Not only are they nice people – and you can see just how nice by looking at their blog here and here – but they run a singing and storytime session for kids three times a week on a donate what you fancy basis. With tea and coffee. In fact my friend When You Are That Woman wrote about how nice they are ages ago here.

But one of the reasons I am particularly full of love for them at the moment is they quite happily take suggestions for kids’ songs. So at the Big Green Bookshop the wheels on the bus still go round and round but the nannies on occasion snog, the dads knit, and the mums think deep thoughts. No ageism or sexism on us thank you very much. I’ve not yet suggested the verses we sing in the car, where the teens scratch their arses and the tramps drink special brew, but I’m sure they’d allow it. What’s more, when a child in the shop suggests an elephant for Old MacDonald’s Farm, an elephant it is. E-I-E-I-O.

Their willingness to adapt lyrics has made me examine the words myself. I remember reading in Frank McCourt’s Angela’s Ashes that nowhere in Humpty Dumpty is there any suggestion that Humpty is an egg. Similarly, I have realised that there is no reason to suspect that Old Macdonald is a man. I’ve not yet suggested to Simon and Tim that the lyrics should occasionally be “And on that farm she had an elephant” but the reason I love them so much is that I know they’d be receptive.

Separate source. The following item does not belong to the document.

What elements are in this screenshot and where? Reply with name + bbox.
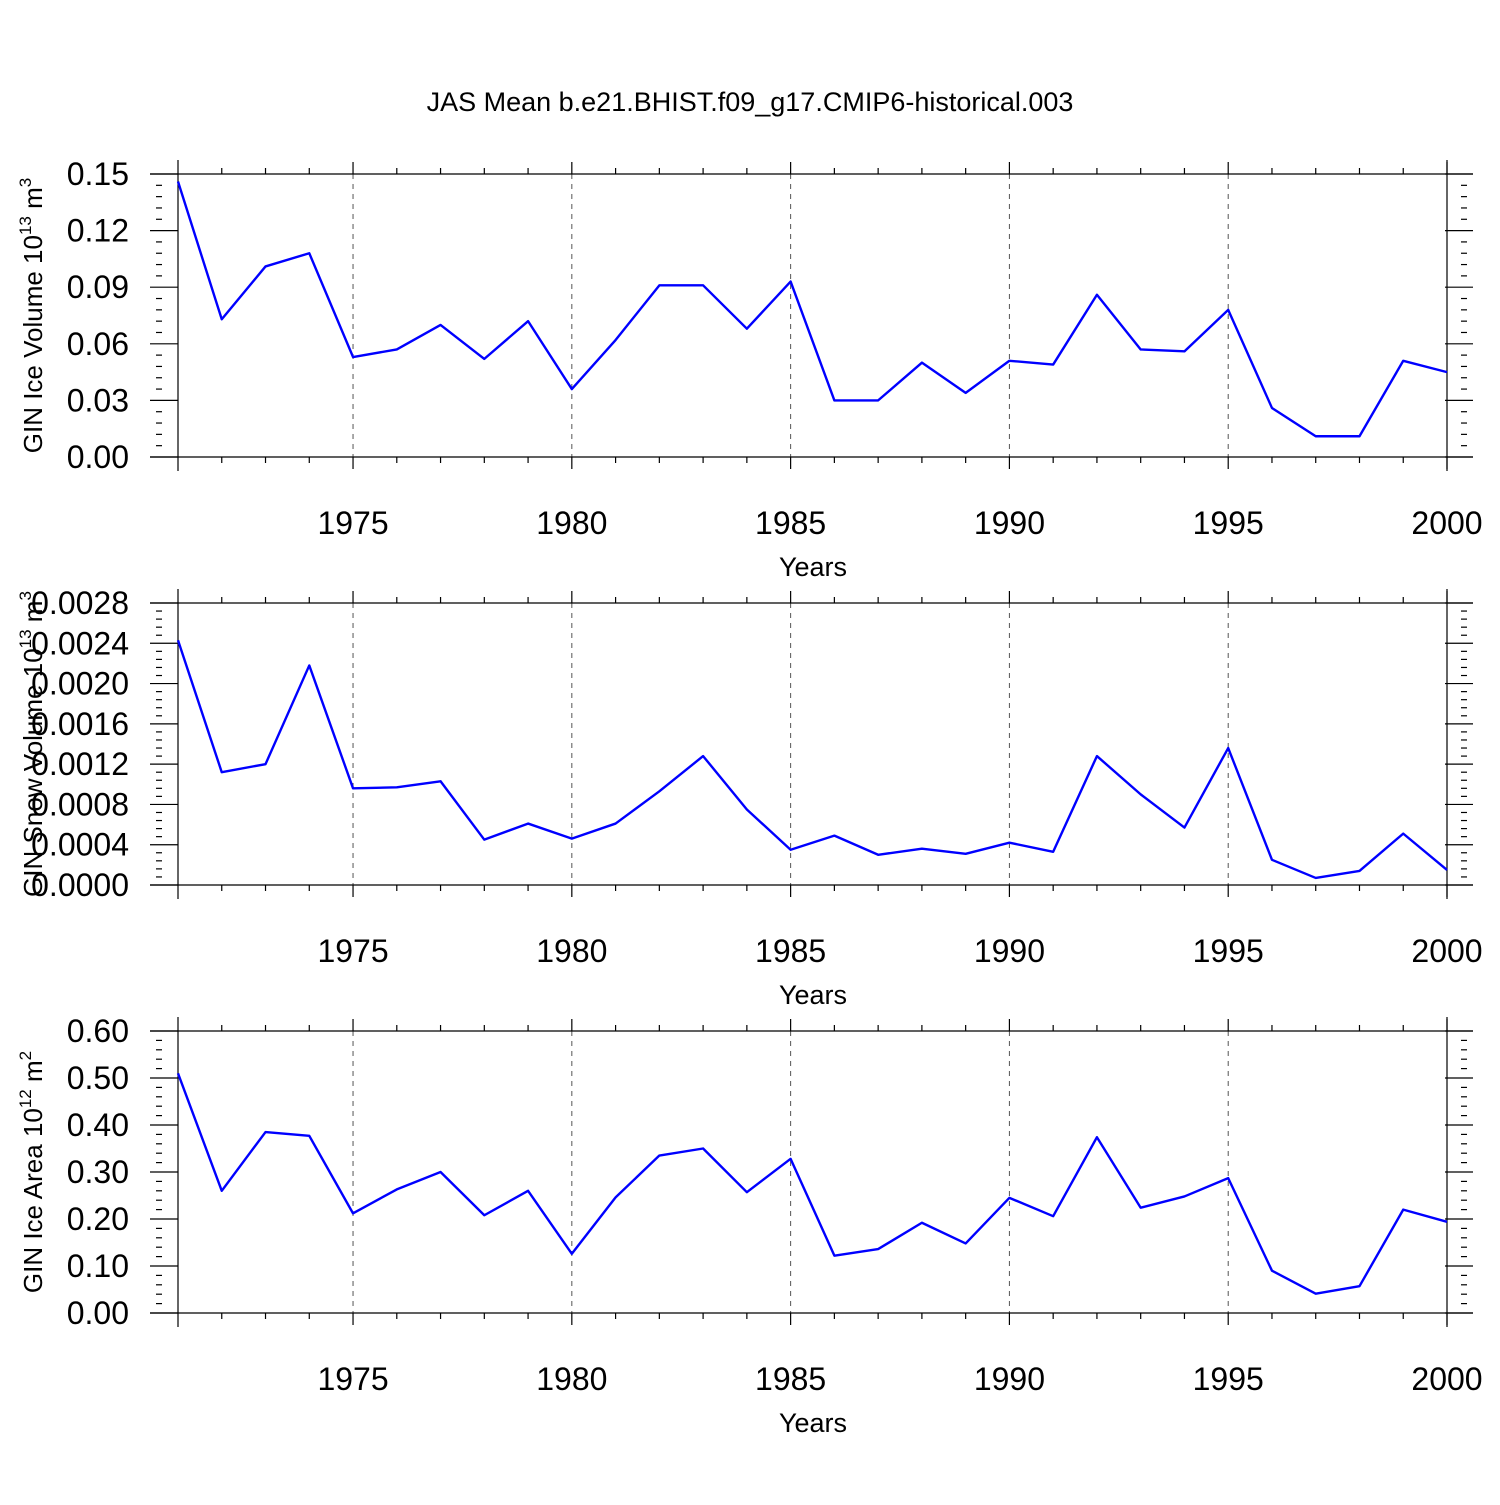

Their blog:http://woodgreenbookshop.blogspot.com/

Their website where you can order books: http://www.biggreenbookshop.com/

2 comments:

  1. In our family we rewrote Humpty Dumpty (for reasons you will understand) to say he WAS put back together again.

    I do reckon he is an egg though!

    ReplyDelete
  2. Miss Polly's baby's doctor was a woman in my house.

    I actually came to a reading of yours at that bookshop, a trek from south London but a lovely place.